Menurut Tinto, sejauh ini R21/Matrix-M merupakan calon vaksin malaria pertama yang memenuhi syarat WHO dengan setidaknya 75 persen kemanjuran. Vaksin malaria paling efektif hingga saat ini hanya menunjukkan kemanjuran 55 persen dalam uji coba pada anak-anak Afrika.
Lebih rumit
Uji coba vaksin malaria ini dimulai pada 2019, jauh sebelum Covid-19 muncul. Vaksin malaria membutuhkan waktu lebih lama dan lebih rumit karena ada ribuan gen pada parasit malaria, dibandingkan sekitar selusin gen virus korona. Selain itu, butuh respons imun amat tinggi untuk melawan malaria.
”Itu tantangan teknis yang nyata. Sebagian besar vaksin (malaria) tidak berhasil karena sangat sulit,” kata Prof Hill.

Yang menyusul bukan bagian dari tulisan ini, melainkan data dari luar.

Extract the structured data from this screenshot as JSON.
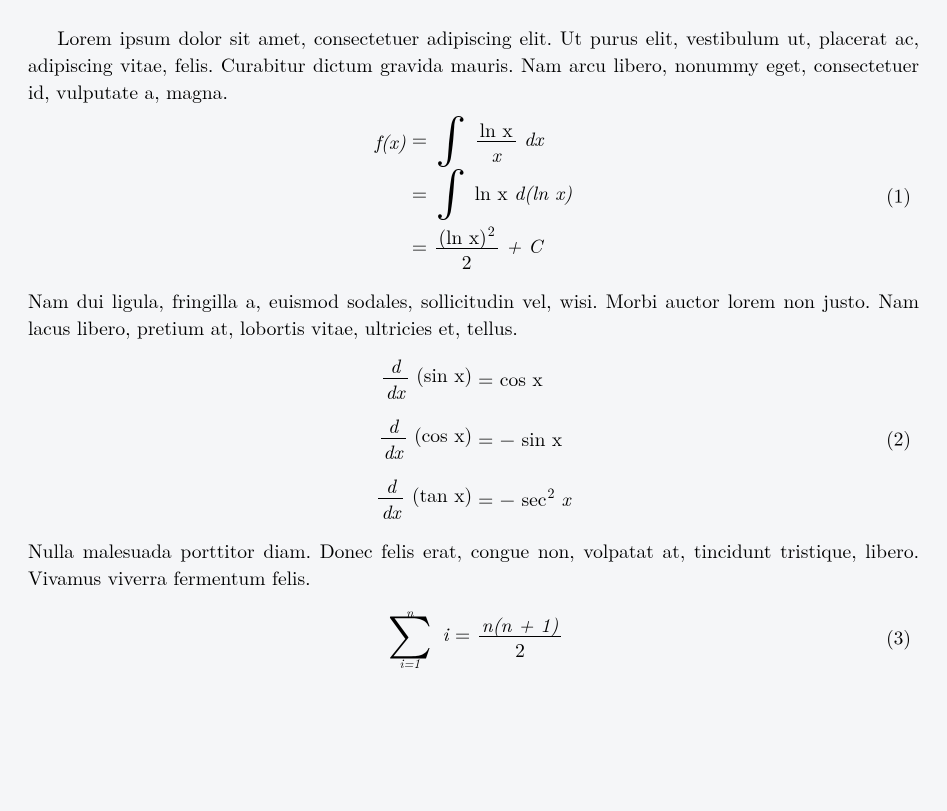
{
  "paragraphs": {
    "p1": "Lorem ipsum dolor sit amet, consectetuer adipiscing elit. Ut purus elit, vestibulum ut, placerat ac, adipiscing vitae, felis. Curabitur dictum gravida mauris. Nam arcu libero, nonummy eget, consectetuer id, vulputate a, magna.",
    "p2": "Nam dui ligula, fringilla a, euismod sodales, sollicitudin vel, wisi. Morbi auctor lorem non justo. Nam lacus libero, pretium at, lobortis vitae, ultricies et, tellus.",
    "p3": "Nulla malesuada porttitor diam. Donec felis erat, congue non, volpatat at, tincidunt tristique, libero. Vivamus viverra fermentum felis."
  },
  "eq1": {
    "number": "(1)",
    "lhs0": "f(x)",
    "integrand_num": "ln x",
    "integrand_den": "x",
    "dx": "dx",
    "line2_integrand": "ln x",
    "line2_diff": "d(ln x)",
    "line3_num_base": "(ln x)",
    "line3_num_exp": "2",
    "line3_den": "2",
    "plusC": "+ C"
  },
  "eq2": {
    "number": "(2)",
    "dfrac_num": "d",
    "dfrac_den": "dx",
    "f1": "(sin x)",
    "r1": "= cos x",
    "f2": "(cos x)",
    "r2a": "= −",
    "r2b": "sin x",
    "f3": "(tan x)",
    "r3a": "= −",
    "r3b": "sec",
    "r3exp": "2",
    "r3x": " x"
  },
  "eq3": {
    "number": "(3)",
    "top": "n",
    "bot": "i=1",
    "term": "i",
    "rhs_num": "n(n + 1)",
    "rhs_den": "2"
  }
}
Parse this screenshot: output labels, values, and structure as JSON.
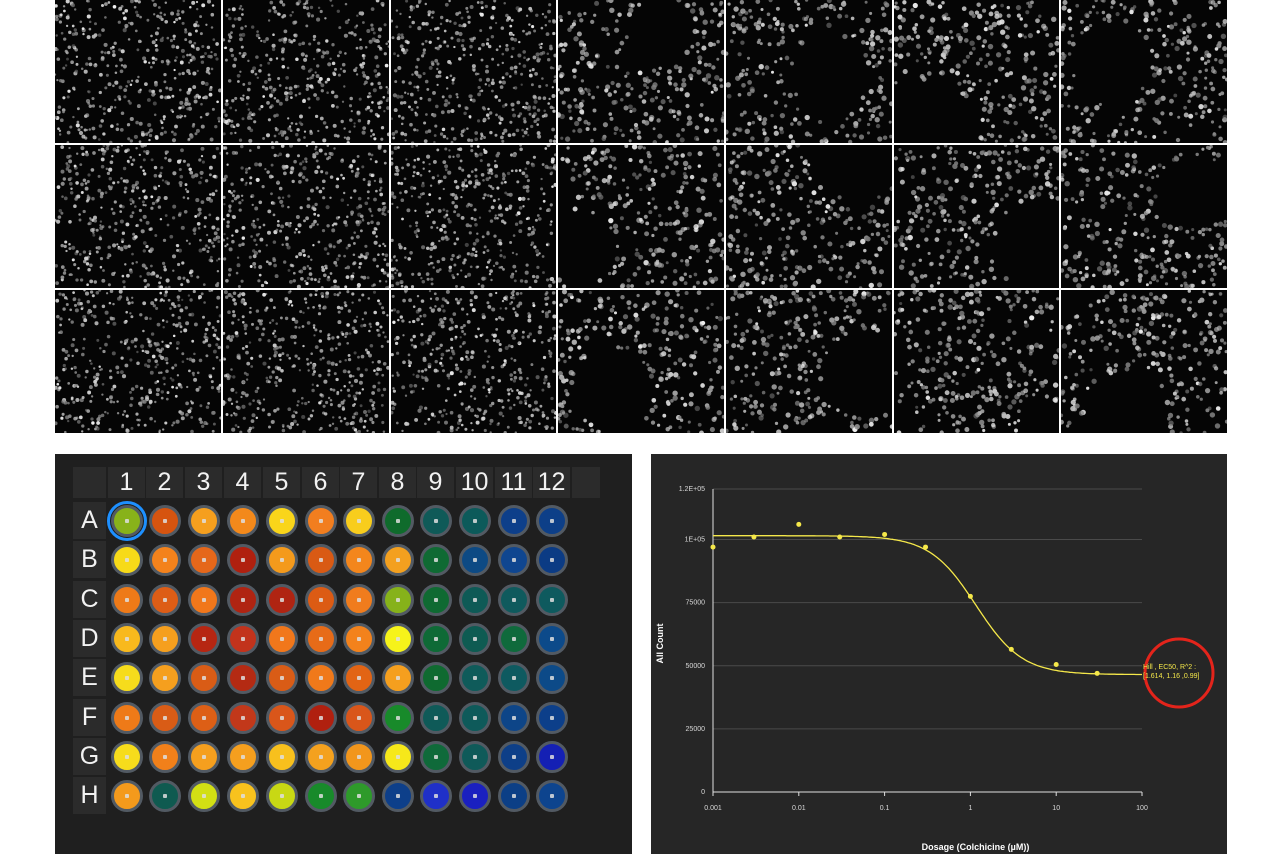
{
  "plate": {
    "columns": [
      "1",
      "2",
      "3",
      "4",
      "5",
      "6",
      "7",
      "8",
      "9",
      "10",
      "11",
      "12"
    ],
    "rows": [
      "A",
      "B",
      "C",
      "D",
      "E",
      "F",
      "G",
      "H"
    ],
    "selected_well": "A1",
    "well_colors": [
      [
        "#88b21a",
        "#d6540f",
        "#f59f1e",
        "#f3891b",
        "#f9d51a",
        "#f27e1f",
        "#f8cd1d",
        "#0f6b2c",
        "#0f5a58",
        "#0c5a5a",
        "#0d3f8a",
        "#0d3f88"
      ],
      [
        "#f7da18",
        "#f3821c",
        "#e5671a",
        "#b0200f",
        "#f49a1c",
        "#d95a14",
        "#f3861c",
        "#f3a01f",
        "#0f6a33",
        "#0d4a84",
        "#0f4690",
        "#0b3b84"
      ],
      [
        "#ee7a18",
        "#dd5d16",
        "#f1771b",
        "#b02412",
        "#b02412",
        "#dc5b14",
        "#f07c1d",
        "#86b21a",
        "#0f6a32",
        "#0e5a56",
        "#0f5a5d",
        "#0e5a5e"
      ],
      [
        "#f8b91d",
        "#f59f1e",
        "#b62612",
        "#c2331c",
        "#f1771b",
        "#e76b18",
        "#f3821c",
        "#f6f31a",
        "#0e6a36",
        "#0e5b52",
        "#0f6a3c",
        "#0c4a8a"
      ],
      [
        "#f6dc1c",
        "#f59f1e",
        "#d95c16",
        "#b42a13",
        "#d95c16",
        "#f0791a",
        "#e26414",
        "#f59f1e",
        "#0f6a30",
        "#0f5b5a",
        "#0e5a60",
        "#0c4a88"
      ],
      [
        "#ee7a18",
        "#d95c16",
        "#dd5f16",
        "#c2381a",
        "#d9561a",
        "#b0200f",
        "#d9561a",
        "#188a2a",
        "#0f5a58",
        "#0e5a5a",
        "#0d4588",
        "#0c3f8a"
      ],
      [
        "#f6dc1c",
        "#f1801a",
        "#f59f1e",
        "#f59f1e",
        "#f8c01d",
        "#f4a11e",
        "#f2961c",
        "#f6e81a",
        "#0f6a3a",
        "#0f5a59",
        "#0d3f88",
        "#1420b4"
      ],
      [
        "#f49a1c",
        "#0f5a50",
        "#d2df14",
        "#f8c21d",
        "#c8d814",
        "#188a2a",
        "#2e9a2a",
        "#0d3f8a",
        "#1f30c8",
        "#1a20c0",
        "#0c3f86",
        "#0d448e"
      ]
    ]
  },
  "chart_data": {
    "type": "scatter",
    "title": "",
    "xlabel": "Dosage (Colchicine (µM))",
    "ylabel": "All Count",
    "x_scale": "log",
    "xlim": [
      0.001,
      100
    ],
    "ylim": [
      0,
      120000
    ],
    "x_ticks": [
      "0.001",
      "0.01",
      "0.1",
      "1",
      "10",
      "100"
    ],
    "y_ticks": [
      "0",
      "25000",
      "50000",
      "75000",
      "1E+05",
      "1.2E+05"
    ],
    "grid": "horizontal",
    "series": [
      {
        "x": [
          0.001,
          0.003,
          0.01,
          0.03,
          0.1,
          0.3,
          1,
          3,
          10,
          30
        ],
        "y": [
          97000,
          101000,
          106000,
          101000,
          102000,
          97000,
          77500,
          56500,
          50500,
          47000
        ],
        "color": "#f5e84a"
      }
    ],
    "fit": {
      "model": "Hill",
      "top": 101500,
      "bottom": 46500,
      "ec50": 1.16,
      "hill": 1.614,
      "color": "#f5e84a"
    },
    "annotation": {
      "line1": "Hill , EC50, R^2 :",
      "line2": "[1.614, 1.16 ,0.99]",
      "circle_color": "#e3241b"
    }
  }
}
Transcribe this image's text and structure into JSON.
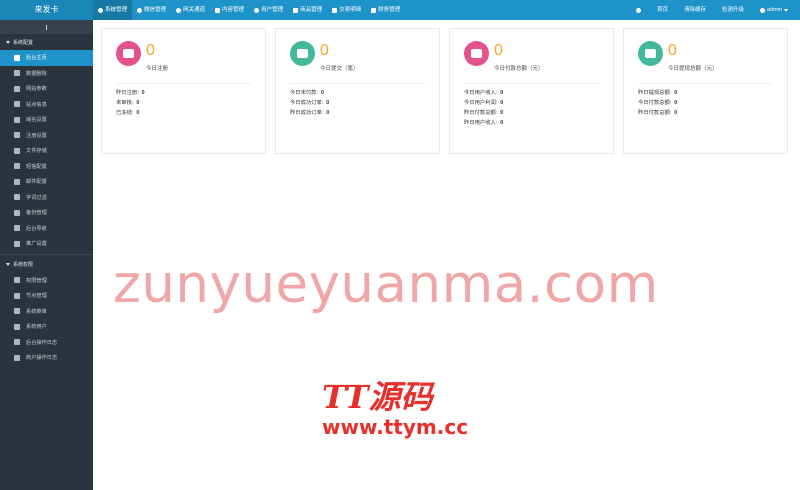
{
  "brand": "来发卡",
  "topnav": {
    "left": [
      {
        "label": "系统管理",
        "active": true,
        "icon": "gear-icon"
      },
      {
        "label": "微信管理",
        "active": false,
        "icon": "wechat-icon"
      },
      {
        "label": "网关通道",
        "active": false,
        "icon": "globe-icon"
      },
      {
        "label": "内容管理",
        "active": false,
        "icon": "document-icon"
      },
      {
        "label": "用户管理",
        "active": false,
        "icon": "users-icon"
      },
      {
        "label": "商品管理",
        "active": false,
        "icon": "bank-icon"
      },
      {
        "label": "交易明细",
        "active": false,
        "icon": "bar-chart-icon"
      },
      {
        "label": "财务管理",
        "active": false,
        "icon": "money-icon"
      }
    ],
    "right": {
      "refresh_icon": "refresh-icon",
      "home": "首页",
      "clear_cache": "清除缓存",
      "check_update": "检测升级",
      "user": "admin"
    }
  },
  "sidebar": {
    "group1": {
      "title": "系统配置",
      "items": [
        {
          "label": "后台主页",
          "active": true,
          "icon": "area-chart-icon"
        },
        {
          "label": "数据删除",
          "active": false,
          "icon": "link-icon"
        },
        {
          "label": "网站参数",
          "active": false,
          "icon": "apple-icon"
        },
        {
          "label": "站点信息",
          "active": false,
          "icon": "info-icon"
        },
        {
          "label": "域名设置",
          "active": false,
          "icon": "globe-icon"
        },
        {
          "label": "注册设置",
          "active": false,
          "icon": "gear-icon"
        },
        {
          "label": "文件存储",
          "active": false,
          "icon": "save-icon"
        },
        {
          "label": "短信配置",
          "active": false,
          "icon": "envelope-icon"
        },
        {
          "label": "邮件配置",
          "active": false,
          "icon": "mail-icon"
        },
        {
          "label": "字词过滤",
          "active": false,
          "icon": "filter-icon"
        },
        {
          "label": "备份管理",
          "active": false,
          "icon": "database-icon"
        },
        {
          "label": "后台导航",
          "active": false,
          "icon": "list-icon"
        },
        {
          "label": "推广设置",
          "active": false,
          "icon": "megaphone-icon"
        }
      ]
    },
    "group2": {
      "title": "系统权限",
      "items": [
        {
          "label": "权限管理",
          "active": false,
          "icon": "bank-icon"
        },
        {
          "label": "节点管理",
          "active": false,
          "icon": "info-icon"
        },
        {
          "label": "系统菜单",
          "active": false,
          "icon": "menu-icon"
        },
        {
          "label": "系统用户",
          "active": false,
          "icon": "users-icon"
        },
        {
          "label": "后台操作日志",
          "active": false,
          "icon": "terminal-icon"
        },
        {
          "label": "商户操作日志",
          "active": false,
          "icon": "pin-icon"
        }
      ]
    }
  },
  "cards": [
    {
      "value": "0",
      "title": "今日注册",
      "color": "#e4528b",
      "icon": "users-icon",
      "stats": [
        {
          "label": "昨日注册:",
          "value": "0"
        },
        {
          "label": "未审核:",
          "value": "0"
        },
        {
          "label": "已冻结:",
          "value": "0"
        }
      ]
    },
    {
      "value": "0",
      "title": "今日提交（笔）",
      "color": "#44b89a",
      "icon": "calendar-icon",
      "stats": [
        {
          "label": "今日未付款:",
          "value": "0"
        },
        {
          "label": "今日成功订单:",
          "value": "0"
        },
        {
          "label": "昨日成功订单:",
          "value": "0"
        }
      ]
    },
    {
      "value": "0",
      "title": "今日付款总额（元）",
      "color": "#e4528b",
      "icon": "credit-card-icon",
      "stats": [
        {
          "label": "今日用户收入:",
          "value": "0"
        },
        {
          "label": "今日用户利润:",
          "value": "0"
        },
        {
          "label": "昨日付款总额:",
          "value": "0"
        },
        {
          "label": "昨日用户收入:",
          "value": "0"
        }
      ]
    },
    {
      "value": "0",
      "title": "今日提现总额（元）",
      "color": "#44b89a",
      "icon": "database-icon",
      "stats": [
        {
          "label": "昨日提现总额:",
          "value": "0"
        },
        {
          "label": "今日付款总额:",
          "value": "0"
        },
        {
          "label": "昨日付款总额:",
          "value": "0"
        }
      ]
    }
  ],
  "watermark": {
    "text": "zunyueyuanma.com",
    "logo_cn": "TT源码",
    "logo_url": "www.ttym.cc"
  }
}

Adrian Hill, Direktur Jenner Institute dan Lakshmi Mittal, yang turut dalam kajian ini mengatakan, vaksin ini akan diproduksi Serum Institute of India. ”Mereka berkomitmen untuk memproduksi setidaknya 200 juta dosis setiap tahun pada tahun-tahun mendatang. Vaksin ini berpotensi memiliki dampak kesehatan masyarakat yang besar jika lisensi tercapai.”
Malaria disebabkan parasit Plasmodium yang menyebar ke manusia melalui gigitan nyamuk Anopheles betina yang terinfeksi, yang disebut ”vektor malaria”. Ada lima spesies parasit yang menyebabkan malaria pada manusia yang dua di antaranya, yaitu P. falciparum dan P. vivax, merupakan ancaman terbesar.
Berdasarkan data WHO, pada 2018, P. falciparum menyumbang 99,7 persen dari perkiraan kasus malaria di Afrika dan 50 persen kasus di Asia Tenggara, 71 persen kasus di Mediterania Timur, dan 65 persen di Pasifik Barat.
Sementara P. vivax menjadi parasit dominan di Amerika, mewakili 75 persen kasus malaria di sana. Setiap tahun, malaria rata-rata membunuh lebih dari 400.000 orang, kebanyakan anak-anak di Afrika.
Berdasarkan laporan Kementerian Kesehatan, tren kasus malaria di Indonesia selama tujuh tahun terakhir relatif stagnan. Pada 2010, jumlah kasus yang terlaporkan 465.764 kasus dan menurun menjadi 235.780 kasus pada 2020. Namun, mulai 2014 sampai 2020, tidak ada penurunan yang signifikan dari kasus yang dilaporkan.
Dari data yang tercatat, 80 persen dari total kasus di Indonesia berada di Provinsi Papua. Selain itu, dari 514 kabupaten/kota di Indonesia masih ada 196 kabupaten/kota yang belum terbebas dari malaria dengan 23 kabupaten/kota di antaranya merupakan wilayah endemis tinggi malaria.